For a long time, Newton Cruz was related to the Riocentro bomb attack, which occurred on 30 April 1981. About this attack, Newton Cruz stated that the group of soldiers represented acted independently with the objective of dropping the bomb in the surroundings of the event, and that the attack was not intended to kill anyone, would have been just an "act of presence". In an interview with the cable television channel Globo News, the general said that he prevented another attack, planned in the wake of the Riocentro Attack, extrapolating the functions of his position. In May 2014, Newton Cruz was indicted, along with four Army Reserve officers and two other defendants, for crimes by bombing Riocentro in 1981. However, in July 2014 habeas corpus issued by the Regional Court Federal of the 2nd Region, for having considered that the crime was already prescribed.

Newton Cruz said in an interview that in 1985 the then indirect candidate for the presidency of Brazil, Paulo Maluf, went to his house for a conversation.

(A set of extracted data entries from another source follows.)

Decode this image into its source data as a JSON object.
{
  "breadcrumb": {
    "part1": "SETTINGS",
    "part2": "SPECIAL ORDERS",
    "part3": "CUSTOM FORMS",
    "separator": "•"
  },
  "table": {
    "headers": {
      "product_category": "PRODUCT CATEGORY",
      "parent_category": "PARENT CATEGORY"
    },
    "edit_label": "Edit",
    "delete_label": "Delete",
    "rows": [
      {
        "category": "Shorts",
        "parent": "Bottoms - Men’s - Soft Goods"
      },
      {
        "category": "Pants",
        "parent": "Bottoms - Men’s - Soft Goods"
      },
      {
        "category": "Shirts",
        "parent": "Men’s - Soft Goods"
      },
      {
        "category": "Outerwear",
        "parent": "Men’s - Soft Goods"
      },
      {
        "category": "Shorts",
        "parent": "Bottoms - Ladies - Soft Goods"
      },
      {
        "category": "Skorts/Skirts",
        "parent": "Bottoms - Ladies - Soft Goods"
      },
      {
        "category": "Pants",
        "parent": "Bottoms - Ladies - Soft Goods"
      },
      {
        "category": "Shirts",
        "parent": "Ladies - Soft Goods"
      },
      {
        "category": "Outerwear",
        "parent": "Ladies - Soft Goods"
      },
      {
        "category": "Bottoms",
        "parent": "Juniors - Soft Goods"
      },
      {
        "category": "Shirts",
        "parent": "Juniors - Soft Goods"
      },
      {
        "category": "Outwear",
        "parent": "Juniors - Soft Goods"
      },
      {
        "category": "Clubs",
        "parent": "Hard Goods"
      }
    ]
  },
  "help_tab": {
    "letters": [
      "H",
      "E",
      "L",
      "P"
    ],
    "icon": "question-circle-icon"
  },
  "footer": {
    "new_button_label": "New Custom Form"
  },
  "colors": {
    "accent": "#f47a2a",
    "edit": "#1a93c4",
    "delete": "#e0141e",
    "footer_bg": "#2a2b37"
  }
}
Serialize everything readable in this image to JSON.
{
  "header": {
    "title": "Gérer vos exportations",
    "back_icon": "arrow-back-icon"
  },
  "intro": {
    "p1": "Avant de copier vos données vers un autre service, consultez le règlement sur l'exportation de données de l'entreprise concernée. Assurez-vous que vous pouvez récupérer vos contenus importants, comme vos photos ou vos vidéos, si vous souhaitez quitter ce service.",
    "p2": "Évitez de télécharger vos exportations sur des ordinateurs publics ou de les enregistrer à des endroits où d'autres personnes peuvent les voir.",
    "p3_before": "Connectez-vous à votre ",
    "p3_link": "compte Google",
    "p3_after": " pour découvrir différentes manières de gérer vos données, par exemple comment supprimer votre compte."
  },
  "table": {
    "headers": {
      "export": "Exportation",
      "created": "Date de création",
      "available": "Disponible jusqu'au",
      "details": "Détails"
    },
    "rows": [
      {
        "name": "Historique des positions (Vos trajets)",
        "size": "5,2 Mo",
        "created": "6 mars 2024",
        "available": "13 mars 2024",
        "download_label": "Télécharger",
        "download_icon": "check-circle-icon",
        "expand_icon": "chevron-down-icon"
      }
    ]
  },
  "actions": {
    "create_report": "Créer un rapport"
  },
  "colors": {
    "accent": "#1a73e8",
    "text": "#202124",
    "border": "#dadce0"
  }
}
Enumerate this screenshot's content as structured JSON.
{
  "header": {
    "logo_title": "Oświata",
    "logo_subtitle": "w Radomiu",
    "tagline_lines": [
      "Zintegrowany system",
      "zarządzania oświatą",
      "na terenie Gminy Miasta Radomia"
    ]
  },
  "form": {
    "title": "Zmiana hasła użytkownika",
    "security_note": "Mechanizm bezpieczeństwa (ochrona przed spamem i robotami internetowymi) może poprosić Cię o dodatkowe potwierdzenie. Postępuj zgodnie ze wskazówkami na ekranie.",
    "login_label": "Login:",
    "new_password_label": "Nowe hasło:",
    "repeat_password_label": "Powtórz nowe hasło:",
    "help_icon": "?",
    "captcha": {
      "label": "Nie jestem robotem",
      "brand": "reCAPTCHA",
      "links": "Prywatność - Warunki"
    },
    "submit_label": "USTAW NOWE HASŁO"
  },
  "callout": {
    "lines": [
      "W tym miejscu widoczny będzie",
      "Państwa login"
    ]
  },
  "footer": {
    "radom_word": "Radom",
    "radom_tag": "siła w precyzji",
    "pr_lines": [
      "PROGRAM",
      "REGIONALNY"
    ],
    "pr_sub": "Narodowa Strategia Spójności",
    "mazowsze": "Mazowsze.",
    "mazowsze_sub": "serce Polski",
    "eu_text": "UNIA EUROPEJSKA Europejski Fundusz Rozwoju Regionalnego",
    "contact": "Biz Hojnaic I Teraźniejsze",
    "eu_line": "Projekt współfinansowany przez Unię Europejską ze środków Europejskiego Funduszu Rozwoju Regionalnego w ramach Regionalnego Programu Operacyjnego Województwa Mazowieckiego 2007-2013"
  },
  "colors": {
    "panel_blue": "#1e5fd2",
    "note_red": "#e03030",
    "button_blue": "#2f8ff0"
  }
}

He began by saying that the right thing was to prevent the inauguration of Tancredo Neves and indifferent to the death of his political opponent, imagining that he was a murderer. Maluf denied it, and sued Newton Cruz.

==Cruz' aggression against a journalist==
At a press conference in 1983, General Cruz told journalist Honório Dantas to shut up, grabbed him by the neck and dragged him by the arm.

==Political career==
In 1994, he ran for governor of Rio de Janeiro for the Social Democratic Party (PSD), finishing third, with 14% of the votes, behind Marcello Alencar (PSDB, 37%) and Anthony Garotinho (PDT, 30%).

==Death==
Cruz died in Rio de Janeiro on 15 April 2022, at the age of 97.